(Penafian: Artikel ini hanya untuk penggunaan umum dan informasi dalam konten berikut telah diproses untuk melindungi privasi pasien)
Abstrak: Kasus ini menggambarkan seorang pasien berusia 66 tahun yang datang ke rumah sakit kami dengan batuk dan dahak dengan dispnea, bersama dengan tingkat dahak yang tinggi, yang baru-baru ini mempengaruhi kehidupan normal dan tidur. Setelah menyelesaikan investigasi yang relevan, pasien didiagnosis dengan lesi difus di kedua paru-paru, cedera paru-paru klinis yang umum. Pasien kemudian diberi oksigen dan obat-obatan, dan gejalanya mereda secara signifikan dan kondisinya berangsur-angsur pulih.
[Informasi dasar] Pria, 66 tahun
Jenis penyakit】 Lesi difus di kedua paru-paru
Rumah Sakit】Rumah Sakit Pertama Universitas Kedokteran Harbin
Tanggal Konsultasi】 Maret 2022
Rencana perawatan】 Inhalasi oksigen + infus intravena (natrium sefoksitin untuk injeksi) + perawatan nebulizer (larutan hidroklorida aminoglutethimide untuk inhalasi)
[Masa Perawatan] 10 hari di rumah sakit
Efektivitas】 Gejala-gejalanya berkurang dan kondisinya berangsur-angsur pulih
I. Konsultasi awal
Pasien berusia 66 tahun dan mengeluh batuk dan dahak dengan sesak napas tanpa penyebab yang jelas 1 minggu yang lalu. Pemeriksaan CT paru-paru menunjukkan bayangan padat di paru-paru kanan bawah, yang secara tentatif didiagnosis sebagai cedera paru-paru.
II. Riwayat pengobatan
Pada saat masuk, pasien dirawat dengan volume dahak yang tinggi, kesehatan mental yang buruk dan sianosis pada bibir. Analisis gas darah pasien menunjukkan bahwa tingkat saturasi oksigennya berkurang, dan jumlah sel darah putih dan jumlah neutrofilnya meningkat, yang dapat dianggap sebagai lesi difus di kedua paru-paru yang disebabkan oleh infeksi.
Berdasarkan temuan ini, pasien diberikan inhalasi oksigen untuk memperbaiki tingkat saturasi oksigen dan mencegah hipoksaemia. Pasien juga diberikan pengobatan anti-infeksi dengan natrium cefoxitin untuk injeksi dan nebulisasi dengan larutan hidroklorida aminoglutethimide inhalasi untuk membantu melarutkan dahak.
III. Efek pengobatan
Setelah pengobatan standar, kondisi mental pasien membaik, fenomena sianosis mulut dan bibir berkurang, sesak napas berkurang secara signifikan, nyeri dada berkurang, dan pada saat yang sama, keluarga pasien menunjukkan bahwa nafsu makan pasien meningkat dan status tidur malamnya meningkat secara signifikan. Pasien dipulangkan dari rumah sakit setelah peninjauan 10 hari indeks inflamasi, jumlah neutrofil dan jumlah sel darah putih pada dasarnya telah kembali normal, dan mobilitas serta kualitas hidup pasien telah membaik.
IV. Catatan
Kami senang bahwa pasien pada dasarnya telah pulih, tetapi kami masih perlu menyarankan pasien untuk menghindari perokok pasif dan kontak dengan lingkungan yang tercemar dalam kehidupan sehari-hari; untuk menghindari makan makanan busuk, memperhatikan tiga kali makan dengan gizi seimbang, makan lebih banyak sayuran dan buah-buahan, dan mengurangi makan makanan berminyak dan pedas.

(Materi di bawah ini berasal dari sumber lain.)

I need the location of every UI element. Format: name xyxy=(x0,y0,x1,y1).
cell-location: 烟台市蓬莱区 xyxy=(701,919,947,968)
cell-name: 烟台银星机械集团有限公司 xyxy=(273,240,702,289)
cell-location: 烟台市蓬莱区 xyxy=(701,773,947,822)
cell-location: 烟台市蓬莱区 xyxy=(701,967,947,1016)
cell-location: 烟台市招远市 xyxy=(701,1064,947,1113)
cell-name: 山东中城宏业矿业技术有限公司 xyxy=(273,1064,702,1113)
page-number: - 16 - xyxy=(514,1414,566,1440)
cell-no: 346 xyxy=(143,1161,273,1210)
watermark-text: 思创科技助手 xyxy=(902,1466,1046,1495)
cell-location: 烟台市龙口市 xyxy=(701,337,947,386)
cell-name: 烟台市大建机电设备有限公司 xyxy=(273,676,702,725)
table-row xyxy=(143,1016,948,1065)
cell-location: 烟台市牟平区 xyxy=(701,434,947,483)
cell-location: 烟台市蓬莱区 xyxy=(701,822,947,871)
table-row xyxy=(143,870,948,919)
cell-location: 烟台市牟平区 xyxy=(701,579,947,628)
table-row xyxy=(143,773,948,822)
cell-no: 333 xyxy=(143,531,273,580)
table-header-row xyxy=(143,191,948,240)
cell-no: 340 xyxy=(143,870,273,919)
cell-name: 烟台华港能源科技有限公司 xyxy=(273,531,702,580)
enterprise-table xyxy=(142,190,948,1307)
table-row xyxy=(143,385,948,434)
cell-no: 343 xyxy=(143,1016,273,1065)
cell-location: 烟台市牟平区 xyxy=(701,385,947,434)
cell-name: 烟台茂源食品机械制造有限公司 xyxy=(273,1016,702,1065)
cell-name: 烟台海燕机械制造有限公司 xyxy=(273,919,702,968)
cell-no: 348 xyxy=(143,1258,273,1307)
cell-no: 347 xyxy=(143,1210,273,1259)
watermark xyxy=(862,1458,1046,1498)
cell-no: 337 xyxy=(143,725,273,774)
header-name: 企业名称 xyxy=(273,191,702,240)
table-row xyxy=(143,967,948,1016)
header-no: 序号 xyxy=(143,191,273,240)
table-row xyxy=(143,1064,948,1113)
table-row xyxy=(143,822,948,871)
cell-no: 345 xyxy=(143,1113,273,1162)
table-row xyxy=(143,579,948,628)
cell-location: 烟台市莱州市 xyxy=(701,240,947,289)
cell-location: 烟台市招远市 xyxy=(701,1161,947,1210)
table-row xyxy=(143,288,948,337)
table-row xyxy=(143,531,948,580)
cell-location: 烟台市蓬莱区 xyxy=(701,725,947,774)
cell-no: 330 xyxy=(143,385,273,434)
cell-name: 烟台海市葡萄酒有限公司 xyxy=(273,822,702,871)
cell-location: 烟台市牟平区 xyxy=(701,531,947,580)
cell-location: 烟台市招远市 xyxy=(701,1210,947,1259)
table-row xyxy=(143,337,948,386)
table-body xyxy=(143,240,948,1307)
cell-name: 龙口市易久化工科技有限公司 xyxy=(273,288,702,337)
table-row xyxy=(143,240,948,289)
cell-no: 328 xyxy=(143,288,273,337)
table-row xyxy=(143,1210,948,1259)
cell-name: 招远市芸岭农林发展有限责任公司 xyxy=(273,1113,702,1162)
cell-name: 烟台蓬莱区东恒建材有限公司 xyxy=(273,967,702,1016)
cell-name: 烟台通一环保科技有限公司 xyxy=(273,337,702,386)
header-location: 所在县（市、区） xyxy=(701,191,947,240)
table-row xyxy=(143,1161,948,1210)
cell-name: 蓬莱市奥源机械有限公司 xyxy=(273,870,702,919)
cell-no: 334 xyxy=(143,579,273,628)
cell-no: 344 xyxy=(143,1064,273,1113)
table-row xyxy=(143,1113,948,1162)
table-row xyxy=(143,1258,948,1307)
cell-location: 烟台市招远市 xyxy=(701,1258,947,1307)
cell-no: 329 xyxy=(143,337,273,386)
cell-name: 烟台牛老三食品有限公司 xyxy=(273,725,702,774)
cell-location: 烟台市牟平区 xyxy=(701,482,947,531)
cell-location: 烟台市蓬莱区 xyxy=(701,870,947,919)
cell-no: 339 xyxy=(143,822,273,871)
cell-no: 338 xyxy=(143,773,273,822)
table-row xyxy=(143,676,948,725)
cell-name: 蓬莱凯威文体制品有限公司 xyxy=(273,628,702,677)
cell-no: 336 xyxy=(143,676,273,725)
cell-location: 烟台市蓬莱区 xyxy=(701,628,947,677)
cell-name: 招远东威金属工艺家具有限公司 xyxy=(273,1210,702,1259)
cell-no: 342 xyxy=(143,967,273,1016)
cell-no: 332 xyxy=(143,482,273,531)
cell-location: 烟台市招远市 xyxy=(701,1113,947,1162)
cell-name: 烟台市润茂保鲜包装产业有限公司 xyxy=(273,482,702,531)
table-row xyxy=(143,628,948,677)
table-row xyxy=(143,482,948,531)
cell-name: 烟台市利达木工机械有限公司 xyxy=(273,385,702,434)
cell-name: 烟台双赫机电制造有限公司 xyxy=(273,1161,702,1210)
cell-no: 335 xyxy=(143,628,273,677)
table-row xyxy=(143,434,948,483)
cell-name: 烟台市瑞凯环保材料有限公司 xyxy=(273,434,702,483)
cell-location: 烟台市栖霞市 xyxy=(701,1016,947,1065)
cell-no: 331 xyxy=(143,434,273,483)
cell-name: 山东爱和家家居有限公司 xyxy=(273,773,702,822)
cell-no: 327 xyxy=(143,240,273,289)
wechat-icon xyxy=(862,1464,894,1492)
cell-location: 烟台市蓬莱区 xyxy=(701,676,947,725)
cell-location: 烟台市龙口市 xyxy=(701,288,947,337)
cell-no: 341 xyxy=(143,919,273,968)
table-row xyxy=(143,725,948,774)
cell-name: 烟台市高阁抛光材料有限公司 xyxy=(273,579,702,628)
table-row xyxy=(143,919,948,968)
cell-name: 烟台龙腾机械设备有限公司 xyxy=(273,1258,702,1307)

Penting juga untuk menjaga kondisi pikiran yang baik dan berolahraga secukupnya sesuai dengan keadaan pribadi Anda untuk membantu memperkuat tubuh Anda dan mencegah kambuhnya infeksi. Selain itu, jika Anda mengalami batuk dan berdahak lagi dalam kehidupan sehari-hari, Anda harus mencari perhatian medis dan mengikuti saran medis.
V. Wawasan pribadi
Dalam kasus ini, pasien menderita cedera paru-paru yang disebabkan oleh infeksi. Karena lesi yang menyebar di kedua paru-paru yang tidak diobati pada tahap awal, kondisi pasien tetap bertahan, mengakibatkan pernapasan terhambat dan peningkatan batuk dan dahak, yang bahkan memengaruhi aktivitas kehidupan normal. Oleh karena itu, penting bagi pasien lanjut usia atau mereka yang telah menderita penyakit paru-paru untuk melakukan pemeriksaan medis secara teratur dan mencari pengobatan dini untuk setiap batuk, mengi, atau dahak yang tidak dapat dijelaskan untuk menghindari keterlambatan.